I Don’t Like ‘dem Apples

by Don Boudreaux on October 8, 2014

in Food and Drink, Myths and Fallacies, Seen and Unseen, Trade

On today’s Kojo Nnamdi Show, someone named Tom Burford (who’s an expert on apples) issued two complaints that are evidence of just how very deeply economic ignorance runs in society.  He said:

(1) that large apple growers do not care about the taste of their product; they care only about profiting from the sale of apples;

and

(2) because apples are so important to the U.S. (although, he admits, not indigenous to the Land of the Free), he’s quite upset – I think he used the word “offended” – that Americans import apples.  He cannot understand why Americans import apples.

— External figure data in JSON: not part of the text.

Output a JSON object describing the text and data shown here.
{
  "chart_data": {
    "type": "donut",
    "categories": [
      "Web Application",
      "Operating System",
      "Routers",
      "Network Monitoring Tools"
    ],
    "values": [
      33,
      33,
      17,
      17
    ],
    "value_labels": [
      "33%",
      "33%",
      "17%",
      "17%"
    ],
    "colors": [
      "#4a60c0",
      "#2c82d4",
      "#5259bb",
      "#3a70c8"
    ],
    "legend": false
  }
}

Mr. Burford sounds like a perfectly nice and intelligent human being.  And I don’t doubt that he is.  Yet these two claims that he made publicly are just such ideal specimens of the way so many people ‘think’ about economics that I can’t resist sharing them here at the Cafe.  Note that the problem with these statements isn’t that they express an opinion about preferences that I happen not to share; instead, the problem is that they are economically illogical – thoughtless – hilariously wrong to anyone who knows even a smidgen of economics.

One problem with group decision-making is that people as economically thoughtless and clueless as this Mr. Burford get to have a say in how other people lead their lives.

(I do agree with one main point of this Kojo Nnamdi Show that only one of the two descriptors in the name of Red Delicious apples is true: those apples are indeed vividly red.)